Arthritis can be a very debilitating, upsetting and painful issue. It is frequently viewed as a sign of getting older but it is not really a simple condition as that. First of it isn’t exclusive to the elderly and it is not a guaranteed symptom of getting older. In fact it’s often a problem due to your environment and lifestyle. If you do not look after your body and remain fit and healthy then you are making yourself more vulnerable to arthritis as you get older. Equally you can suffer with the illness after an accident or incident.
What causes arthritis?
Arthritis is an inflammation of the joints often caused by wear and tear. This is the reason it’s more common in the elderly but can be found quite in frequently in athletes and people in sedentary careers.
There are many diverse forms of the condition and several ways you may suffer from it, like through illness, disease and injury. The main symptoms are pain in the joints, often the toes and palms.
Now we now have a clearer understanding on arthritis we are well positioned to look at how successful a remedy reflexology can be with arthritis, first as a standalone option and second as a complementary treatment with other treatments like aromatherapy.
As a standalone therapy
It has been found that the participants who used this therapy had a higher pain threshold and could withstand pain for a longer time period than they could without the treatment.
This would indicate that reflexology is an effective ‘painkiller’ and therefore a useful treatment for a condition like arthritis. It’s not only with pain relief it can help, it’s also effective to improve sleep, improve circulation and reduce stress levels.

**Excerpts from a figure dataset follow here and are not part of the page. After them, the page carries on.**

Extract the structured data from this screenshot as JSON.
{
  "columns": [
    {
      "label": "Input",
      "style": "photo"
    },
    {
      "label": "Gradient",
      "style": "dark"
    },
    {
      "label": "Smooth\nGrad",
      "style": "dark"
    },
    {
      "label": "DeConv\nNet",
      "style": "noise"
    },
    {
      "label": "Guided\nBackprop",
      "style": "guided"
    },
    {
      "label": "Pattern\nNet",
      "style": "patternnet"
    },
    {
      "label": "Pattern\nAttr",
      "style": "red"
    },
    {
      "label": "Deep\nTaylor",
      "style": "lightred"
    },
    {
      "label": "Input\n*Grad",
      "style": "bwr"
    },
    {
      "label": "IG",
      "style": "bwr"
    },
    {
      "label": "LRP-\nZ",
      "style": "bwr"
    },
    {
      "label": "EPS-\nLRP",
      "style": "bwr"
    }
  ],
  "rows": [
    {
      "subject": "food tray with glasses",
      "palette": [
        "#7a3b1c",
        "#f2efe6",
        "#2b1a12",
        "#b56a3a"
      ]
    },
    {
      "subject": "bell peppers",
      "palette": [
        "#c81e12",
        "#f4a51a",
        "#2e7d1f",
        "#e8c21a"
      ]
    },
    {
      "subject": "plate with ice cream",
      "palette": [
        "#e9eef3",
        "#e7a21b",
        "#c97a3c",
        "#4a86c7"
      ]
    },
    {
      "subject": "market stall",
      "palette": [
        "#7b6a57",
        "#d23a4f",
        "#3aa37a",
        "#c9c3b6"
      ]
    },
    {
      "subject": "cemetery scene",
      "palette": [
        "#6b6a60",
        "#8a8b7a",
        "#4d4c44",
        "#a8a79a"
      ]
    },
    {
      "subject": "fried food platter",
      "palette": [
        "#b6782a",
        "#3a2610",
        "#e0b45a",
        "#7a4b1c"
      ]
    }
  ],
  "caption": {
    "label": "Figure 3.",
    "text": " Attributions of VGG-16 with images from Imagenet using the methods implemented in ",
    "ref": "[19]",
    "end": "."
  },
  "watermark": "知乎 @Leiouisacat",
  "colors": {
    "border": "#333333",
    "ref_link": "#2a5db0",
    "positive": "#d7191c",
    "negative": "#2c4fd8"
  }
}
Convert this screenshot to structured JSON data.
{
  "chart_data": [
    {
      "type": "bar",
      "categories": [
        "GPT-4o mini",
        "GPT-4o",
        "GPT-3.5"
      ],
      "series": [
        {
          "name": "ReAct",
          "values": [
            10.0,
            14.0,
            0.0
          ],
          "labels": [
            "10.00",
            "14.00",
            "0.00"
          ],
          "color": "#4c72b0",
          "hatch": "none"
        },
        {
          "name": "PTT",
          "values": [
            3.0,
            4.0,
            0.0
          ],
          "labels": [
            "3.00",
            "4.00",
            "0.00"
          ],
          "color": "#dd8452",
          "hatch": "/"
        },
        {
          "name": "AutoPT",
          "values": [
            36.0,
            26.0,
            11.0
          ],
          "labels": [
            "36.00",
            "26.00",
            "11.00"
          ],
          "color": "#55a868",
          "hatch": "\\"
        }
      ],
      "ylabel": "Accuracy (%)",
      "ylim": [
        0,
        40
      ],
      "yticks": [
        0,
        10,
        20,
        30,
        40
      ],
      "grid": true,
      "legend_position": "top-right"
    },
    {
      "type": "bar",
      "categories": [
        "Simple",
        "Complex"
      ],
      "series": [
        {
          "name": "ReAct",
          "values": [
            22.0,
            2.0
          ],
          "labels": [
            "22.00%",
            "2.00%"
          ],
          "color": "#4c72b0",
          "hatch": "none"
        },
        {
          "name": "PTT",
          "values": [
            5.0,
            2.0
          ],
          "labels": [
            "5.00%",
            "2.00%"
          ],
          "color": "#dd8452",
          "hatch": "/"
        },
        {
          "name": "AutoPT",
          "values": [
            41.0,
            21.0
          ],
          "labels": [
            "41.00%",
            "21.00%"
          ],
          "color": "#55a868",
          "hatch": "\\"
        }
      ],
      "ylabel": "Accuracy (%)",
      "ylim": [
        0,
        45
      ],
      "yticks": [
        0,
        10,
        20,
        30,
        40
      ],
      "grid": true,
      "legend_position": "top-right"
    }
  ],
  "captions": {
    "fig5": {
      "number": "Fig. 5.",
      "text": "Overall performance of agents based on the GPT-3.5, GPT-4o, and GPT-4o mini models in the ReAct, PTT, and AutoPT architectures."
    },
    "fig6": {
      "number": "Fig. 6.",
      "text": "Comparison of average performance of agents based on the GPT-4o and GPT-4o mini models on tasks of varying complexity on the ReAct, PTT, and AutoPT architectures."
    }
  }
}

These all lead to a happier, healthier well-being which would set you in good stead to deal with arthritis more effectively.
As a complementary therapy
We know that reflexology may be an effective solution for sufferers of this condition but is it even better in combination with other treatments like aromatherapy?
Without getting into a great deal of detail we’d have to argue that it would make sense to use more than 1 therapy to treat arthritis. Using aromatherapy as an ideal example the 2 therapies would combine very nicely indeed.
Many essential oils used in aromatherapy have an anti-inflammatory features which would obviously be welcome to a sufferer of the condition. Use of essential oils during a treatment would also help create a relaxing environment which would place the patient in a calm frame of mind and reduce blood pressure and their heart rate.
In conclusion, reflexology can be an extremely helpful and effective form of treatment to assist with arthritis.